VBA、getElementsByClassName和HTMLSource的双引号消失了

4

我用VBA作为工具来爬取一些网站,使用XMLHTTP和HTMLDocument(因为它比internetExplorer.Application更快)。

Public Sub XMLhtmlDocumentHTMLSourceScraper()

    Dim XMLHTTPReq As Object
    Dim htmlDoc As HTMLDocument

    Dim postURL As String

    postURL = "http://foodffs.tumblr.com/archive/2015/11"

        Set XMLHTTPReq = New MSXML2.XMLHTTP

        With XMLHTTPReq
            .Open "GET", postURL, False
            .Send
        End With

        Set htmlDoc = New HTMLDocument
        With htmlDoc
            .body.innerHTML = XMLHTTPReq.responseText
        End With

        i = 0

        Set varTemp = htmlDoc.getElementsByClassName("post_glass post_micro_glass")

        For Each vr In varTemp
            ''''the next line is important to solve this issue *1
            Cells(1, 1) = vr.outerHTML
            Set varTemp2 = vr.getElementsByTagName("SPAN class=post_date")
            Cells(i + 1, 3) = varTemp2.Item(0).innerText
            ''''the next line occur 438Error''''
            Set varTemp2 = vr.getElementsByClassName("hover_inner")
            Cells(i + 1, 4) = varTemp2.innerText

            i = i + 1

        Next vr
End Sub

我通过 *1 解决了这个问题 cells(1,1) 展示给我下面的东西
<DIV class="post_glass post_micro_glass" title=""><A class=hover title="" href="http://foodffs.tumblr.com/post/134291668251/sugar-free-low-carb-coffee-ricotta-mousse-really" target=_blank>
<DIV class=hover_inner><SPAN class=post_date>...............

是的,所有的类标签都失去了“ ”,只有第一个函数的类有“ ”

//我真的不知道为什么会出现这种情况。

//虽然我可以通过getElementsByTagName(“span”)来解析,但我更喜欢“class”标签.....


我认为HTML在属性值不包含空格时不需要引号,当您查看outerHTML时所看到的反映了IE对此的表示。但这可能不是您遇到错误的原因。 - Tim Williams
谢谢大家!!@TimWilliams 我明白了。那么getElementsByTagName("span")是我能解析innerText的唯一方法吗? - Soborubang
@barrowc 抱歉,你的代码出现了相同的错误信息 :( 但是,感谢你的帮助! - Soborubang
1
我现在正在审查你的代码,寻找替代方案,但至少Cells(i + 1, 4) = varTemp2.innerText应该改为Cells(i + 1, 4) = varTemp2(0).innerText。即使getElementsByClassName返回的是一个只包含一个元素的集合,它也不是单个对象。 - user4039065
1
@Jeeped - querySelectorAllHTMLDocument 实例上对我有效。 - Tim Williams
显示剩余4条评论
2个回答

5

getElementsByClassName 方法 不被视为自身的方法,而只是父级 HTMLDocument 的方法。如果你想使用它来定位 DIV 元素中的元素,则需要创建一个由特定 DIV 元素的 .outerHtml 组成的子 HTMLDocument。

Public Sub XMLhtmlDocumentHTMLSourceScraper()
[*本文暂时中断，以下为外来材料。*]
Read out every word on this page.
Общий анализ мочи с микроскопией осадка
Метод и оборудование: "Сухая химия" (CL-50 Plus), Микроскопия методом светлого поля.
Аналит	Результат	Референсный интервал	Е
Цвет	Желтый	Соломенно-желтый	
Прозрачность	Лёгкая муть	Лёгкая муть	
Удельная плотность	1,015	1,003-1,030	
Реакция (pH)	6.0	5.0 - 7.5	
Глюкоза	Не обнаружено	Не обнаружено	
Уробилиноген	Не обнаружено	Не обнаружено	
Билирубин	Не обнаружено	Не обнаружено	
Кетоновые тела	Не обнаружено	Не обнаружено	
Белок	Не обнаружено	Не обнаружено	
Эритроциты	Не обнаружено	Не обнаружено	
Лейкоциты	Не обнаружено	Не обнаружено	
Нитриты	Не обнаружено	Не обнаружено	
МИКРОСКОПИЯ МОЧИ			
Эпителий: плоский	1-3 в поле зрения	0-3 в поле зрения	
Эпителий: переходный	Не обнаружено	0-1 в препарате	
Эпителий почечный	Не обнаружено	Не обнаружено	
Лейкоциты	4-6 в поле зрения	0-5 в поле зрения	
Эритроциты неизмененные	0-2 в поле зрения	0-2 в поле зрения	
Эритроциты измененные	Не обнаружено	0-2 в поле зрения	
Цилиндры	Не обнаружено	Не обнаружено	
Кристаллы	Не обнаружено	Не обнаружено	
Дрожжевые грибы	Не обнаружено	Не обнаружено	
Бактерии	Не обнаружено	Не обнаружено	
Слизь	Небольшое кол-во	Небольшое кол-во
    Dim xmlHTTPReq As New MSXML2.XMLHTTP
    Dim htmlDOC As New HTMLDocument, divSUBDOC As New HTMLDocument
    Dim iDIV As Long, iSPN As Long, iEL As Long
    Dim postURL As String, nr As Long, i As Long

    postURL = "http://foodffs.tumblr.com/archive/2015/11"

    With xmlHTTPReq
        .Open "GET", postURL, False
        .Send
    End With

    'Set htmlDOC = New HTMLDocument
    With htmlDOC
        .body.innerHTML = xmlHTTPReq.responseText
    End With

    i = 0

    With htmlDOC
        For iDIV = 0 To .getElementsByClassName("post_glass post_micro_glass").Length - 1
            nr = Sheet1.Cells(Rows.Count, 3).End(xlUp).Offset(1, 0).Row
            With .getElementsByClassName("post_glass post_micro_glass")(iDIV)
                'method 1 - run through multiples in a collection
                For iSPN = 0 To .getElementsByTagName("span").Length - 1
                    With .getElementsByTagName("span")(iSPN)
                        Select Case LCase(.className)
                            Case "post_date"
                                Cells(nr, 3) = .innerText
                            Case "post_notes"
                                Cells(nr, 4) = .innerText
                            Case Else
                                'do nothing
                        End Select
                    End With
                Next iSPN
                'method 2 - create a sub-HTML doc to facilitate getting els by classname
                divSUBDOC.body.innerHTML = .outerHTML  'only the HTML from this DIV
                With divSUBDOC
                    If CBool(.getElementsByClassName("hover_inner").Length) Then 'there is at least 1
                        'use the first
                        Cells(nr, 5) = .getElementsByClassName("hover_inner")(0).innerText
                    End If
                End With
            End With
        Next iDIV
    End With

End Sub

虽然其他的.getElementsByXXXX方法可以轻松地在另一个元素中检索集合,但getElementsByClassName方法需要考虑它认为整个HTMLDocument,即使你已经欺骗它认为不是。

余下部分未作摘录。